The importance of following standard procedures while handling needles or touching patients with open wounds should be reinforced in healthcare workers, insists Dr. Murugan. For instance, some nurses have the habit of recapping the needle after using it on a patient.
“That is extremely risky as that’s how most needle-stick injuries occur. Chances are they could miss inserting the needle into the cap and stick it into their finger instead,” points out Dr. Ghafur, adding, “Nurses must as a matter of habit carry syringes in a tray. If they walk about holding it in their hands, they might accidentally prick themselves or others with it.” Again, used needles may be dropped in the ‘sharp’ bins reserved for them. Disposal of medical waste should be outsourced to an ISO certified company. But a safer solution would be to put them through a needle cutter, which rules out reuse or contamination.
In the eventuality of a needle-stick injury, it must be immediately reported to the hospital supervisors, and a proper risk assessment, post exposure prophylaxis and treatment should be done.
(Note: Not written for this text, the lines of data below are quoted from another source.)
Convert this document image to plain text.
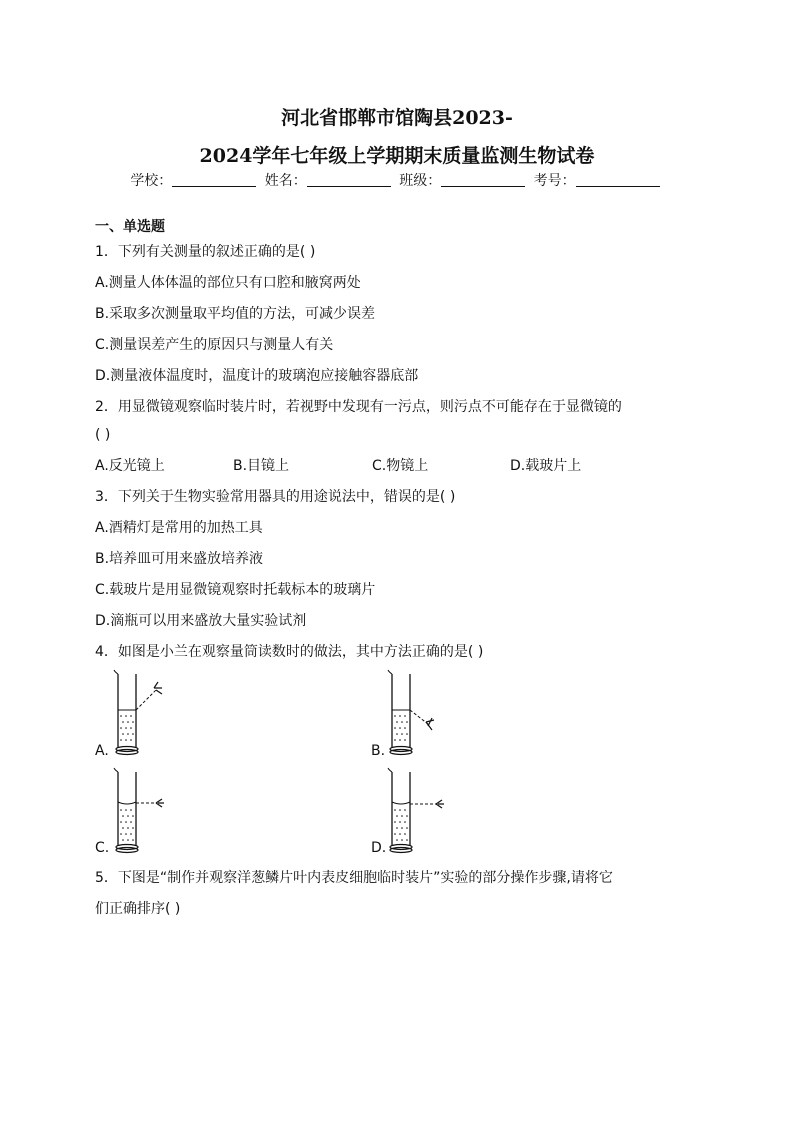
河北省邯郸市馆陶县2023-
2024学年七年级上学期期末质量监测生物试卷
学校：	姓名：	班级：	考号：
一、单选题
1．下列有关测量的叙述正确的是( )
A.测量人体体温的部位只有口腔和腋窝两处
B.采取多次测量取平均值的方法，可减少误差
C.测量误差产生的原因只与测量人有关
D.测量液体温度时，温度计的玻璃泡应接触容器底部
2．用显微镜观察临时装片时，若视野中发现有一污点，则污点不可能存在于显微镜的
( )
A.反光镜上	B.目镜上	C.物镜上	D.载玻片上
3．下列关于生物实验常用器具的用途说法中，错误的是( )
A.酒精灯是常用的加热工具
B.培养皿可用来盛放培养液
C.载玻片是用显微镜观察时托载标本的玻璃片
D.滴瓶可以用来盛放大量实验试剂
4．如图是小兰在观察量筒读数时的做法，其中方法正确的是( )
A.	B.
C.	D.
5．下图是“制作并观察洋葱鳞片叶内表皮细胞临时装片”实验的部分操作步骤,请将它
们正确排序( )
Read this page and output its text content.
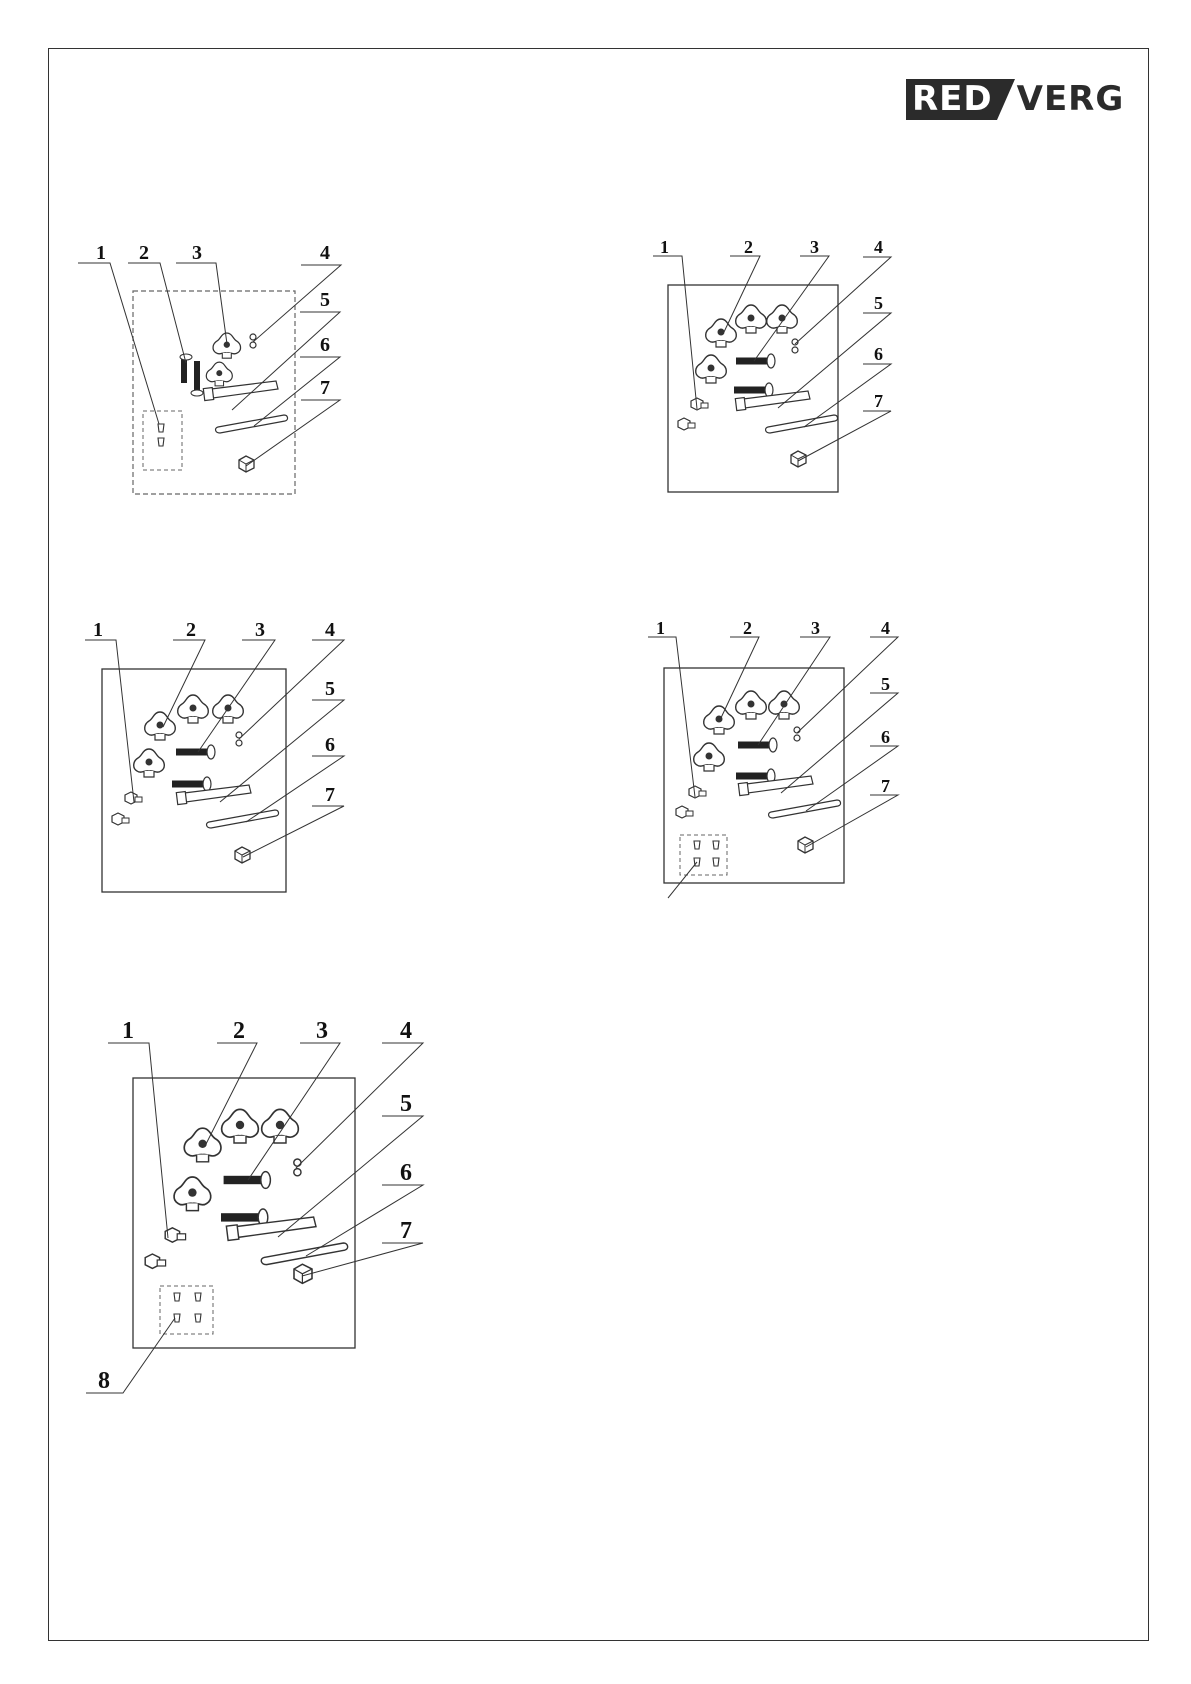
RED VERG
1 2 3	4
5
6
7
1	2	3	4
5
6
7
1	2	3	4
5
6
7
1	2	3	4
5
6
7
1	2	3	4
5
6
7
8
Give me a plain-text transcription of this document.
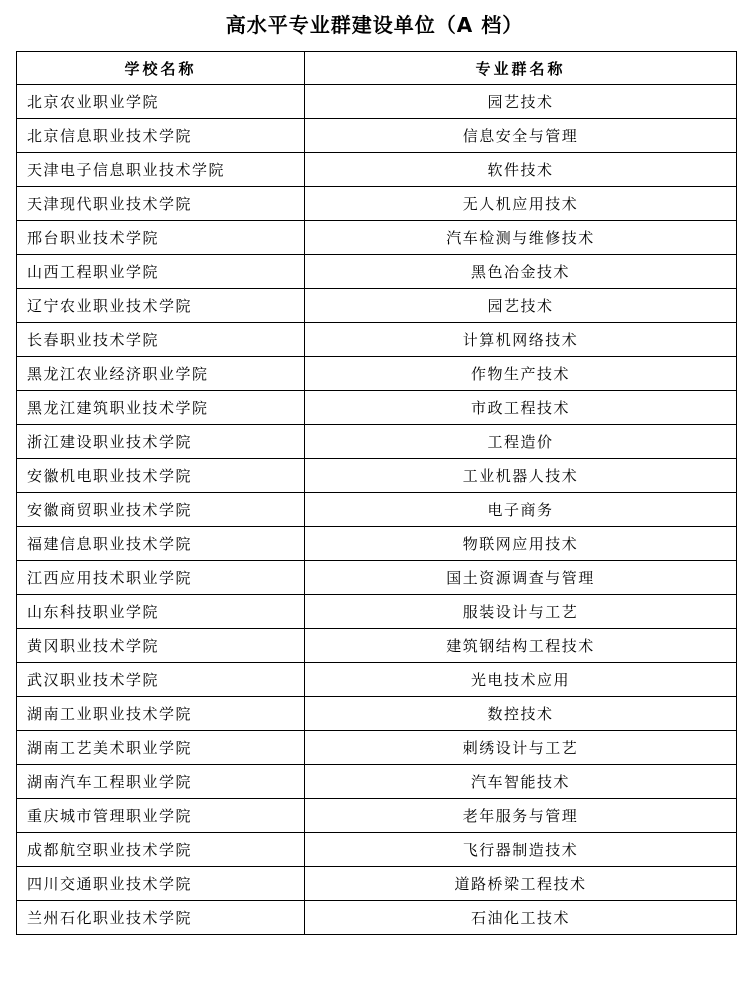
高水平专业群建设单位（A 档）
学校名称	专业群名称
北京农业职业学院	园艺技术
北京信息职业技术学院	信息安全与管理
天津电子信息职业技术学院	软件技术
天津现代职业技术学院	无人机应用技术
邢台职业技术学院	汽车检测与维修技术
山西工程职业学院	黑色冶金技术
辽宁农业职业技术学院	园艺技术
长春职业技术学院	计算机网络技术
黑龙江农业经济职业学院	作物生产技术
黑龙江建筑职业技术学院	市政工程技术
浙江建设职业技术学院	工程造价
安徽机电职业技术学院	工业机器人技术
安徽商贸职业技术学院	电子商务
福建信息职业技术学院	物联网应用技术
江西应用技术职业学院	国土资源调查与管理
山东科技职业学院	服装设计与工艺
黄冈职业技术学院	建筑钢结构工程技术
武汉职业技术学院	光电技术应用
湖南工业职业技术学院	数控技术
湖南工艺美术职业学院	刺绣设计与工艺
湖南汽车工程职业学院	汽车智能技术
重庆城市管理职业学院	老年服务与管理
成都航空职业技术学院	飞行器制造技术
四川交通职业技术学院	道路桥梁工程技术
兰州石化职业技术学院	石油化工技术
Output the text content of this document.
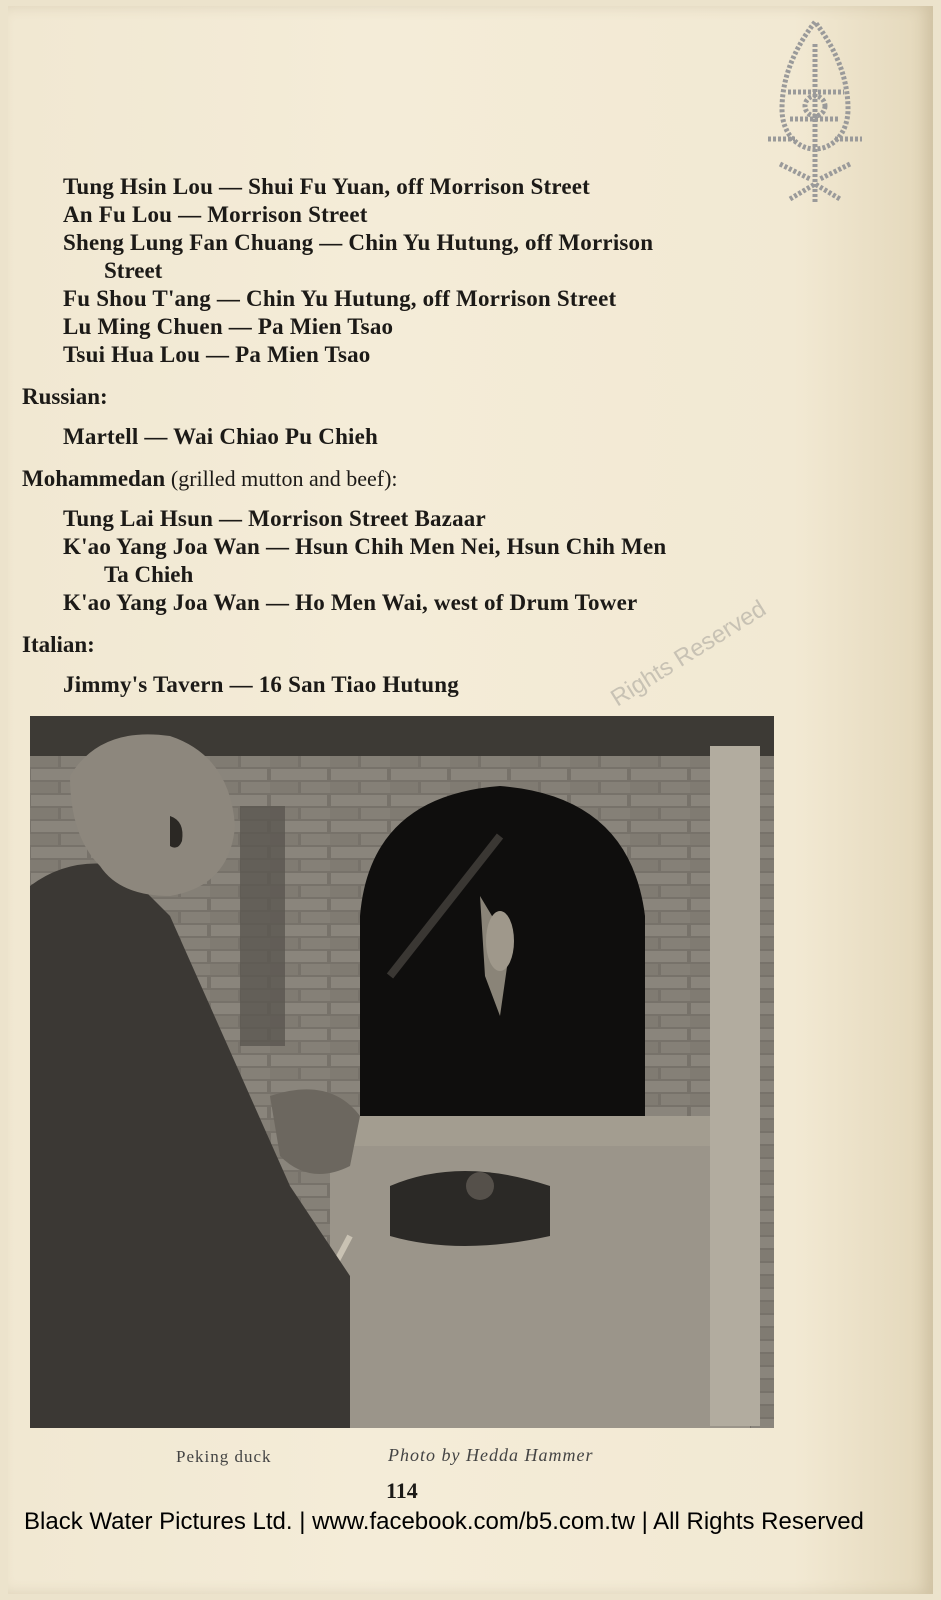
Tung Hsin Lou — Shui Fu Yuan, off Morrison Street
An Fu Lou — Morrison Street
Sheng Lung Fan Chuang — Chin Yu Hutung, off Morrison
Street
Fu Shou T'ang — Chin Yu Hutung, off Morrison Street
Lu Ming Chuen — Pa Mien Tsao
Tsui Hua Lou — Pa Mien Tsao
Russian:
Martell — Wai Chiao Pu Chieh
Mohammedan (grilled mutton and beef):
Tung Lai Hsun — Morrison Street Bazaar
K'ao Yang Joa Wan — Hsun Chih Men Nei, Hsun Chih Men
Ta Chieh
K'ao Yang Joa Wan — Ho Men Wai, west of Drum Tower
Italian:
Jimmy's Tavern — 16 San Tiao Hutung	Rights Reserved
Peking duck	Photo by Hedda Hammer
114
Black Water Pictures Ltd. | www.facebook.com/b5.com.tw | All Rights Reserved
Many hospitals fail to do this.
“For instance, if the patient on whom the needle is used is HIV positive, the healthcare worker who got stuck accidentally with the needle should be given six weeks of HIV prophylactic treatment and tested for the virus after three months. For Hepatitis C, there is no prophylaxis. And if the worker had been vaccinated for Hepatitis B earlier, it has to be checked if he has enough antibodies in his blood; otherwise, he should be administered Hepatitis B immunoglobulin immediately, which confers immediate protection,” informs Dr. Ghafur.
Healthcare workers should ideally be vaccinated en masse for Hepatitis B. “It is an affordable 3-dose vaccine, costing around Rs. 500. Unfortunately, there is no vaccination for HIV and Hepatitis C viruses, as of now,” informs Dr. Murugan.
* Healthcare workers interfacing with patients should get vaccinated for Hepatitis B and other possible infections.
* Reinforce standard safety procedures for handling needles and touching patients with open wounds, such as use of gloves, desisting from recapping needles, etc.
* Needle cutters must be used to dispose of needles.
* Reusable medical instruments such as surgical instruments need to be sterilised properly before reuse.